去程に去年諸國七道の合戦、諸寺諸山の破滅も猿事にて、天神地祇恨を含給ひけるにや。春夏は炎旱夥、秋冬は大風洪水不斜、懇に東作の勤を致ながら、空西収の営絶にけり。三月雨風起、麦苗不秀、多黄死。九月霜降秋早寒。禾穂未熱、皆青乾と云本文あり。加様によからぬ事のみ在しかば、天下大に飢饉して、人民多餓死に及べり。僅に生者も、或は地をすて境を出、此彼に行、或は妻子を忘て山野に住、浪人巷に伶■、憂の音耳に満り。角て年も暮にき。
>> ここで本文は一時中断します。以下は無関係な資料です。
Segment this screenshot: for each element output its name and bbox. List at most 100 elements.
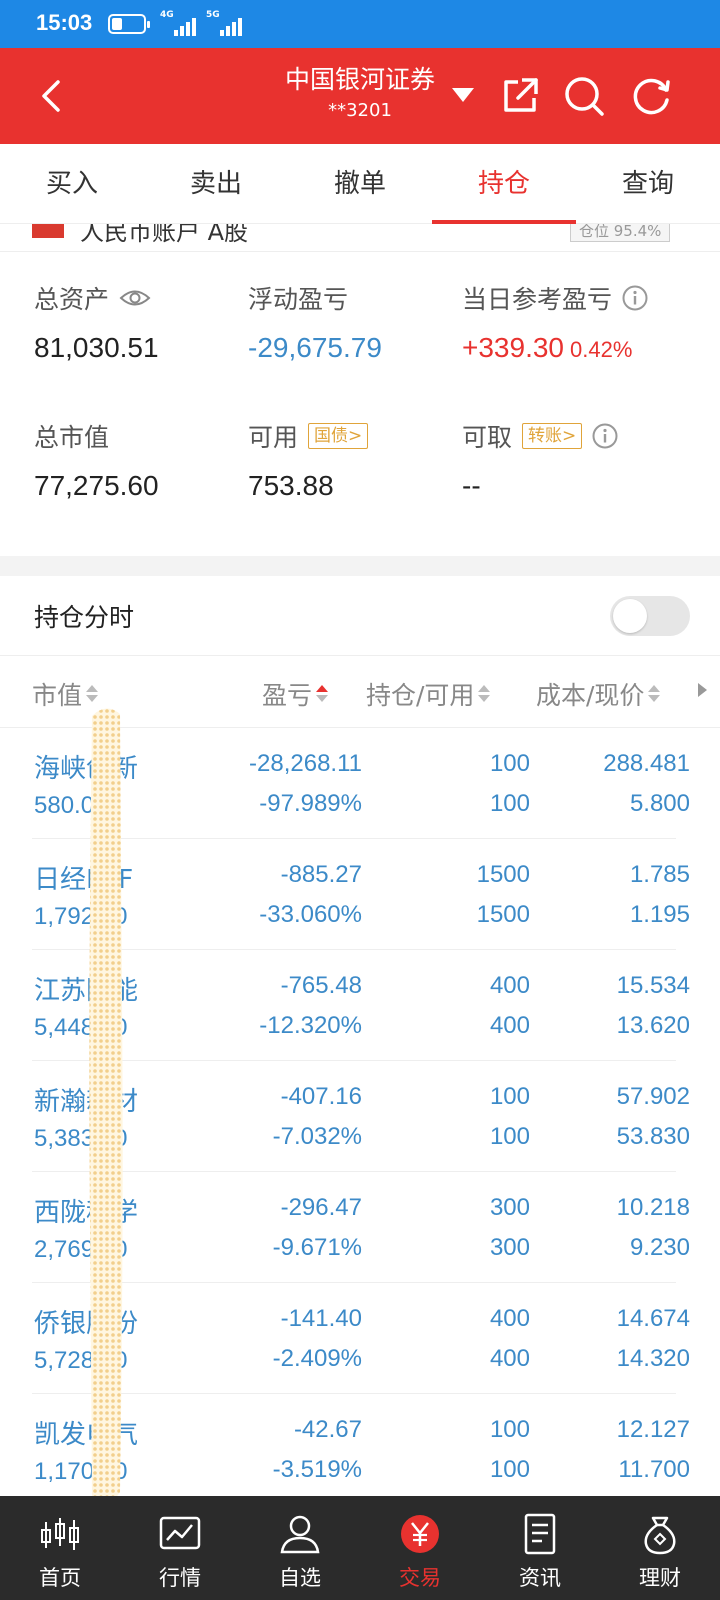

明年はさりとも立直る事もやと思ひし程に、今年は又疫癘さへ打副て、飢ても死ぬ病ても死ぬ、ひたすら思ひ侘て、事宜き様したる人も、形を窄し様を隠して諂行く。去かとすれば軈て倒臥て死ぬ。路頭に死人のおほき事、算を乱せるが如し。されば馬車も死人の上を通る。臭香京中に充満て、道行人も輙らず。懸ければ、余に餓死に責られて、人の家を片はしより壊て市に持出つゝ、薪の料に売けり。其中に薄く朱などの付たるも有りけり。是は為方なき貧人が、古き仏像卒都婆などを破て、一旦の命を過んとて角売けるにこそ。誠に濁世乱漫の折と云ながら、心うかりける事共也。

仏説に云、我法滅尽、水旱不調五穀不熟、疫気流行、死亡者多と、仏法王法亡つゝ、人民百姓うれへけり。一天の乱逆、五穀の不熟、金言さらに不違けり。